Torgersen manipulates the reader with the skilled fingers of a puppeteer in “Gyre.” From the violent opening to the flipped alliances and double-blinds, Sal is never quite sure where he will be taken next, and neither is the reader. The sense of danger is high throughout the entire story and though it ends with the suggestion of more (“Gyre” is part of a serial) it is nonetheless self-contained and ties itself up in a satisfying conclusion.
Phoenix Castillo has just crash landed her ship Ares at the base of Olympus Mons in “Twilight on Olympus” by Eric Leif Davin. Every member of her crew has perished in the crash, and Phoenix herself has been badly injured. Her only hope of salvation lies in the robot vanguard launched two years earlier. Waiting on the surface of Mars, it has autonomously been synthesizing rocket fuel designed to propel the human research team back home. With limited supplies and grave injuries, Phoenix must now stretch herself thin to reach home, one way or another.
While much of this short story reads like a science textbook on Martian geography and the history of Mars exploration, it has a surprisingly touching and human ending. Despite my initial impressions of the first half, the final half brings the whole thing together in a lonely, moving tribute to the sacrifices of human advancement. While the reader only gets to know Phoenix for a very short time comparatively, by the end we nonetheless feel the hopeless isolation of her situation, and the cold desolation of the final moments of the story.

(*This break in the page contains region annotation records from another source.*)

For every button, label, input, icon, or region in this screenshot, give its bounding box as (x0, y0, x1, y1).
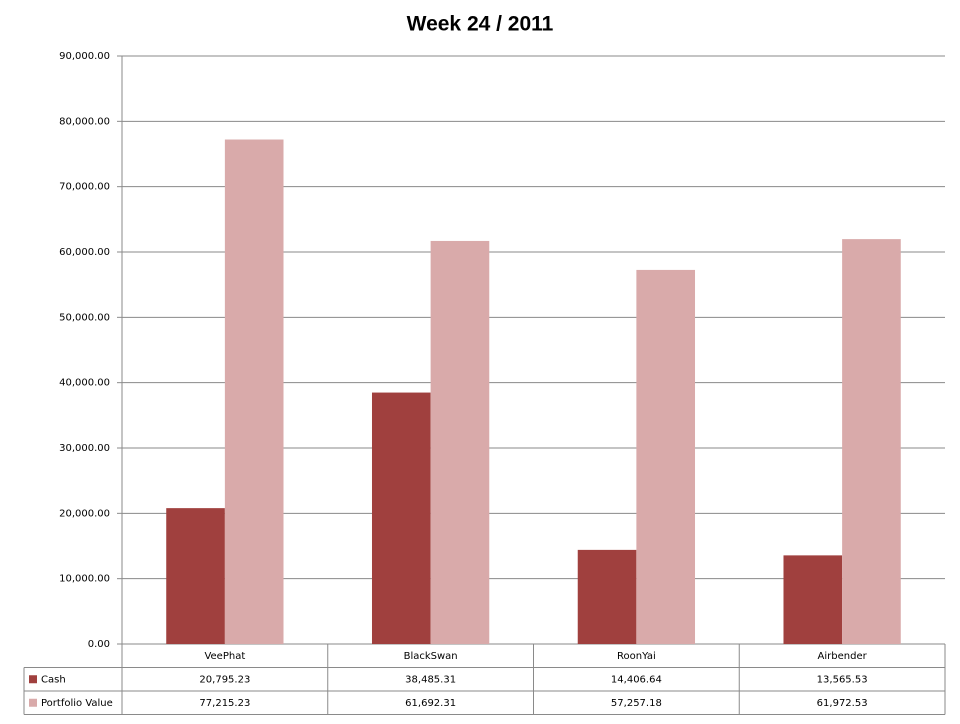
table-value: 61,972.53 (817, 698, 868, 709)
y-tick-label: 60,000.00 (59, 247, 110, 258)
legend-label: Cash (41, 674, 66, 685)
bar (636, 269, 696, 644)
x-tick-label: Airbender (818, 651, 868, 662)
bar (371, 392, 431, 644)
table-value: 38,485.31 (405, 674, 456, 685)
table-value: 77,215.23 (199, 698, 250, 709)
bar (842, 239, 901, 645)
y-tick-label: 20,000.00 (59, 508, 110, 519)
legend-swatch (29, 698, 37, 707)
bar (224, 139, 284, 644)
y-tick-label: 80,000.00 (59, 116, 110, 127)
x-tick-label: BlackSwan (404, 651, 458, 662)
legend-label: Portfolio Value (41, 698, 113, 709)
bar (577, 549, 637, 644)
table-value: 13,565.53 (817, 674, 868, 685)
y-tick-label: 50,000.00 (59, 312, 110, 323)
legend-swatch (29, 675, 37, 684)
table-value: 14,406.64 (611, 674, 662, 685)
x-tick-label: VeePhat (204, 651, 245, 662)
chart-title: Week 24 / 2011 (407, 13, 554, 36)
y-tick-label: 70,000.00 (59, 182, 110, 193)
bar (166, 508, 225, 644)
bar (783, 555, 843, 644)
y-tick-label: 30,000.00 (59, 443, 110, 454)
x-tick-label: RoonYai (617, 651, 656, 662)
y-tick-label: 0.00 (88, 639, 110, 650)
y-tick-label: 90,000.00 (59, 51, 110, 62)
table-value: 61,692.31 (405, 698, 456, 709)
y-tick-label: 40,000.00 (59, 378, 110, 389)
y-tick-label: 10,000.00 (59, 574, 110, 585)
bar (430, 240, 490, 644)
table-value: 57,257.18 (611, 698, 662, 709)
table-value: 20,795.23 (199, 674, 250, 685)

On the day of their anniversary, with their relationship literally and figuratively dying, the characters in Fabio F. Centamore‘s “The Latest One” deal with the inevitable each in their own way. She is desperate for some sort of connection, while he is growing ever more distant, barely recognizable, barely there at all. The clock is running out and it seems there’s nothing that can be done to save what once was.

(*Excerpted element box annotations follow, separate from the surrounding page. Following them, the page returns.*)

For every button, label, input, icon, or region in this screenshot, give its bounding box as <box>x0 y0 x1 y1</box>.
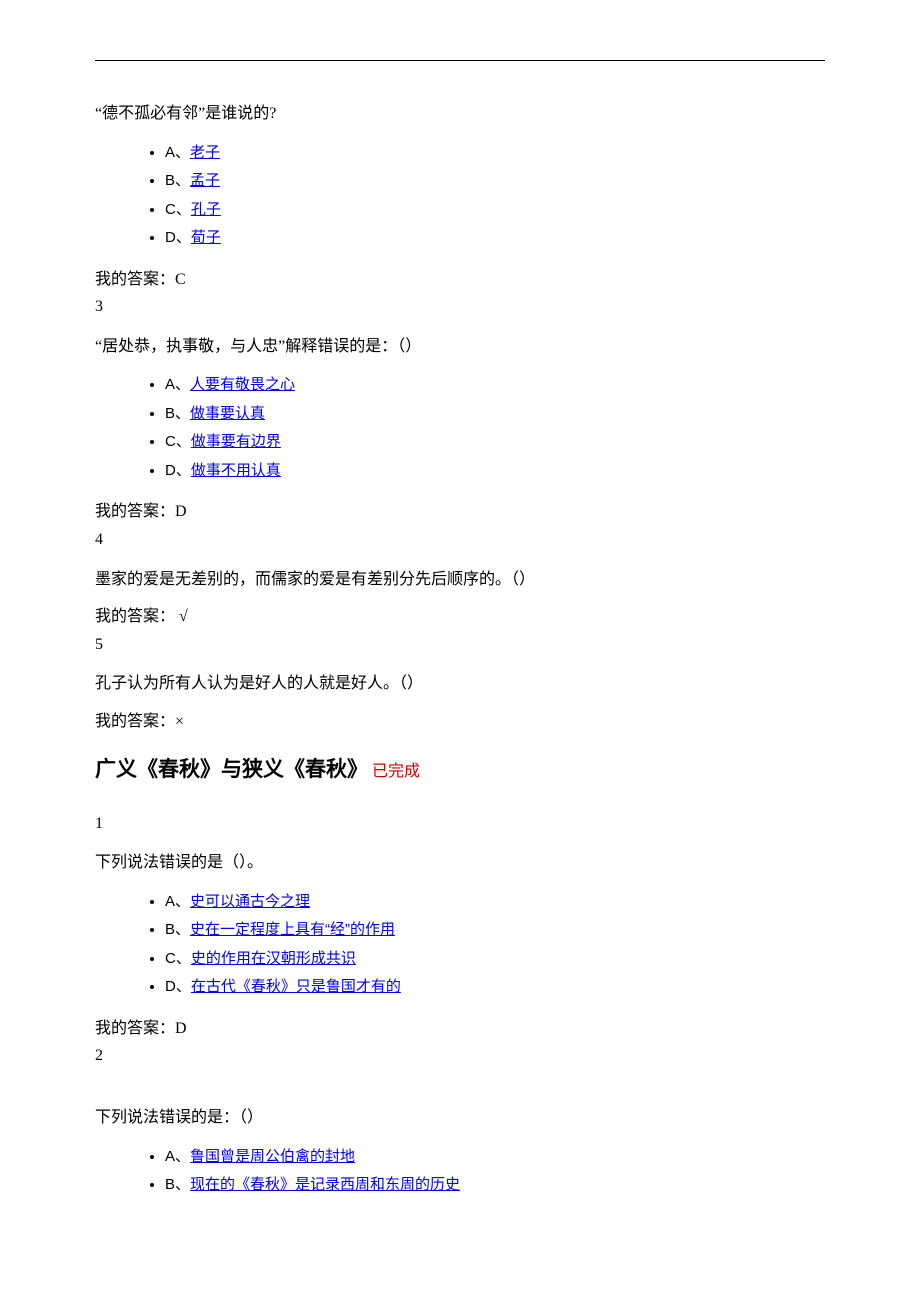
option-link[interactable]: 鲁国曾是周公伯禽的封地 <box>190 1148 355 1165</box>
option-item: A、老子 <box>165 139 825 168</box>
option-letter: A、 <box>165 1148 190 1165</box>
option-item: A、鲁国曾是周公伯禽的封地 <box>165 1143 825 1172</box>
option-item: B、史在一定程度上具有“经”的作用 <box>165 916 825 945</box>
option-letter: A、 <box>165 376 190 393</box>
option-item: B、现在的《春秋》是记录西周和东周的历史 <box>165 1171 825 1200</box>
option-letter: D、 <box>165 978 191 995</box>
option-link[interactable]: 做事要有边界 <box>191 433 281 450</box>
option-link[interactable]: 史的作用在汉朝形成共识 <box>191 950 356 967</box>
question-number: 5 <box>95 632 825 658</box>
option-item: A、史可以通古今之理 <box>165 888 825 917</box>
option-letter: B、 <box>165 921 190 938</box>
question-text: “德不孤必有邻”是谁说的? <box>95 101 825 127</box>
section-title-text: 广义《春秋》与狭义《春秋》 <box>95 758 368 781</box>
option-link[interactable]: 做事不用认真 <box>191 462 281 479</box>
section-status: 已完成 <box>372 763 420 780</box>
question-text: 下列说法错误的是：（） <box>95 1105 825 1131</box>
option-item: D、荀子 <box>165 224 825 253</box>
question-text: “居处恭，执事敬，与人忠”解释错误的是：（） <box>95 334 825 360</box>
option-link[interactable]: 在古代《春秋》只是鲁国才有的 <box>191 978 401 995</box>
option-letter: C、 <box>165 433 191 450</box>
option-link[interactable]: 史可以通古今之理 <box>190 893 310 910</box>
option-item: B、做事要认真 <box>165 400 825 429</box>
option-link[interactable]: 孟子 <box>190 172 220 189</box>
option-link[interactable]: 孔子 <box>191 201 221 218</box>
option-item: B、孟子 <box>165 167 825 196</box>
question-number: 3 <box>95 294 825 320</box>
my-answer: 我的答案：× <box>95 709 825 735</box>
question-text: 孔子认为所有人认为是好人的人就是好人。（） <box>95 671 825 697</box>
option-letter: A、 <box>165 893 190 910</box>
option-letter: B、 <box>165 172 190 189</box>
option-letter: C、 <box>165 950 191 967</box>
option-item: C、孔子 <box>165 196 825 225</box>
option-link[interactable]: 荀子 <box>191 229 221 246</box>
option-link[interactable]: 人要有敬畏之心 <box>190 376 295 393</box>
option-link[interactable]: 做事要认真 <box>190 405 265 422</box>
my-answer: 我的答案：C <box>95 267 825 293</box>
option-link[interactable]: 史在一定程度上具有“经”的作用 <box>190 921 395 938</box>
option-letter: D、 <box>165 462 191 479</box>
option-item: D、在古代《春秋》只是鲁国才有的 <box>165 973 825 1002</box>
option-list: A、鲁国曾是周公伯禽的封地 B、现在的《春秋》是记录西周和东周的历史 <box>95 1143 825 1200</box>
option-letter: A、 <box>165 144 190 161</box>
option-link[interactable]: 老子 <box>190 144 220 161</box>
my-answer: 我的答案：D <box>95 499 825 525</box>
option-item: C、做事要有边界 <box>165 428 825 457</box>
option-letter: B、 <box>165 405 190 422</box>
question-number: 4 <box>95 527 825 553</box>
option-letter: B、 <box>165 1176 190 1193</box>
option-item: D、做事不用认真 <box>165 457 825 486</box>
option-list: A、人要有敬畏之心 B、做事要认真 C、做事要有边界 D、做事不用认真 <box>95 371 825 485</box>
section-heading: 广义《春秋》与狭义《春秋》已完成 <box>95 753 825 783</box>
option-letter: D、 <box>165 229 191 246</box>
option-item: A、人要有敬畏之心 <box>165 371 825 400</box>
top-rule <box>95 60 825 61</box>
option-letter: C、 <box>165 201 191 218</box>
option-link[interactable]: 现在的《春秋》是记录西周和东周的历史 <box>190 1176 460 1193</box>
option-item: C、史的作用在汉朝形成共识 <box>165 945 825 974</box>
question-number: 2 <box>95 1043 825 1069</box>
option-list: A、老子 B、孟子 C、孔子 D、荀子 <box>95 139 825 253</box>
question-number: 1 <box>95 811 825 837</box>
option-list: A、史可以通古今之理 B、史在一定程度上具有“经”的作用 C、史的作用在汉朝形成… <box>95 888 825 1002</box>
question-text: 下列说法错误的是（）。 <box>95 850 825 876</box>
question-text: 墨家的爱是无差别的，而儒家的爱是有差别分先后顺序的。（） <box>95 567 825 593</box>
my-answer: 我的答案：D <box>95 1016 825 1042</box>
my-answer: 我的答案： √ <box>95 604 825 630</box>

Centamore utilizes a very bare bones narrative style to tell “The Latest One.” Much of the history and even the mechanics of the characters and the world are left up to the reader to interpret. While this style of story-telling can be engaging, I’m not sure if it works for “The Latest One.” There is obviously a lot of detail in this futuristic world that has been left out. The meaning behind the story is clear, however a deeper understanding of the events and circumstances leading up to this short scene are a little harder to extrapolate from the conservative word count, and make the story as a whole somewhat unsatisfying.
Mada is the mother of the night, the one-eyed huntress, and the death dealing goddess of Kathleen Conahan’s “Prey to the Gods.” She isn’t sure where she comes from, but she has always followed the humans—from when they were just apes painting in caves until their numbers and their prayers become too deafening for her and her kin to continue listening to. Mada sleeps. When she wakes, the world is changed, the people are changed, the gods are numerous, wiser and more diverse. The humans pray in elaborate ceremony and something old, older than humans, older than the gods, older than Mada herself, stirs beneath the ocean waves.

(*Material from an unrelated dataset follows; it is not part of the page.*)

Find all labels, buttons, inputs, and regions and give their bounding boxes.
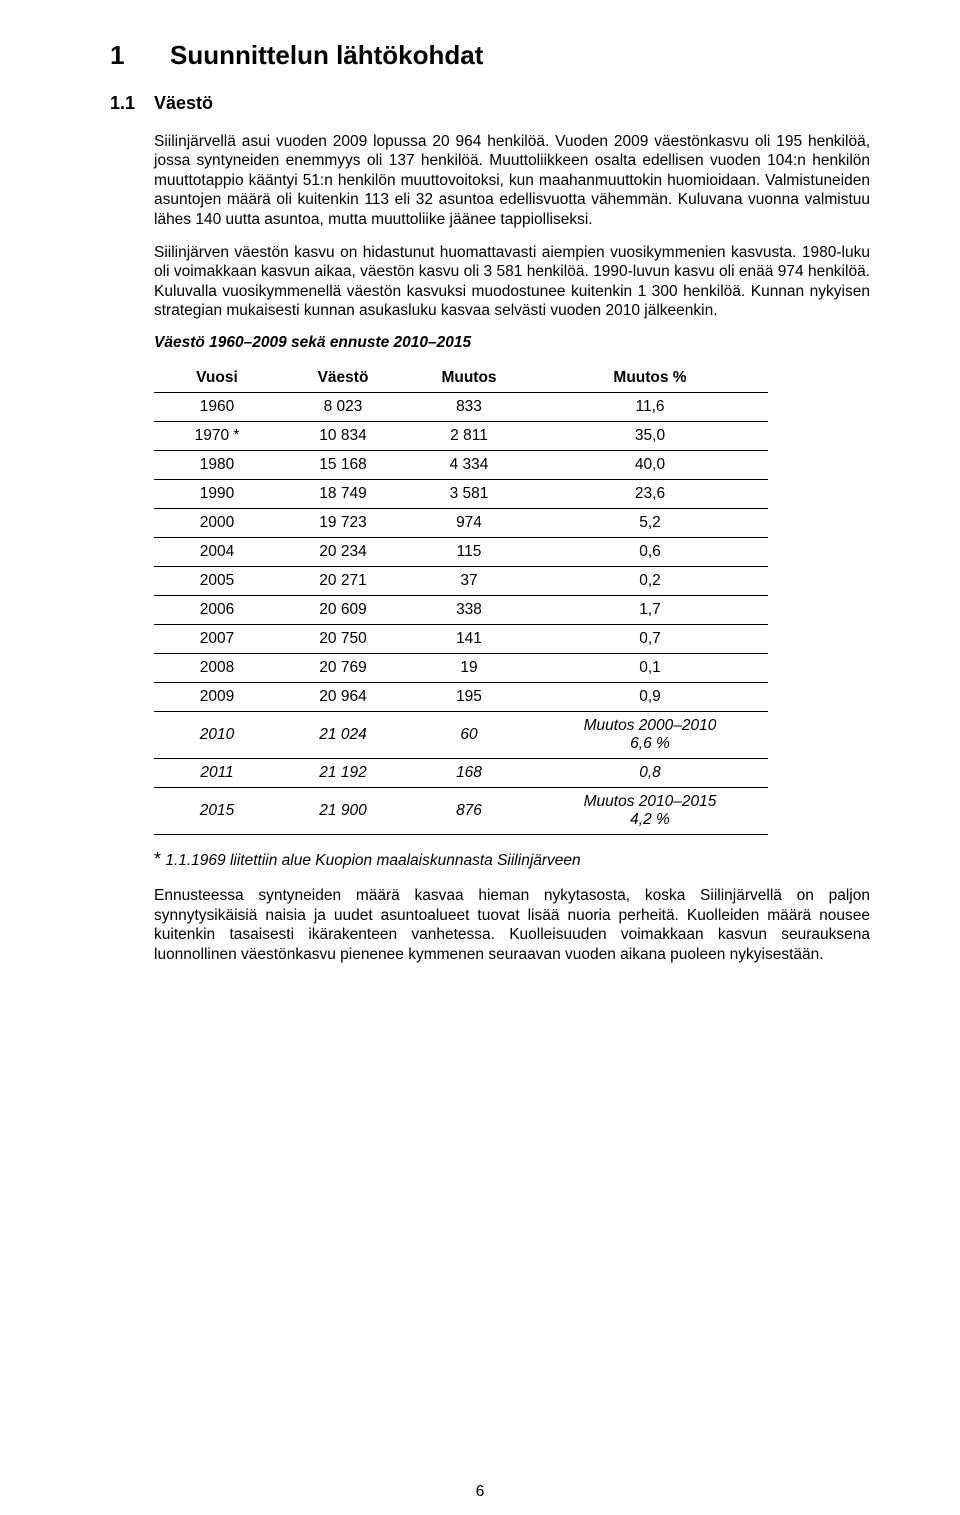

While the narrative starts slowly, “Prey to the Gods” nonetheless unfolds into something unexpectedly magical. Mada’s journey from barely sentient aspect to fully aware goddess with morals, ethics and responsibilities is captivating. The question from who sprang whom is etched into every line of this story, and allows the reader some philosophical exploration on the nature of humanity and godliness. The climax carries this theme forward and then begs the question, from where sprang the first?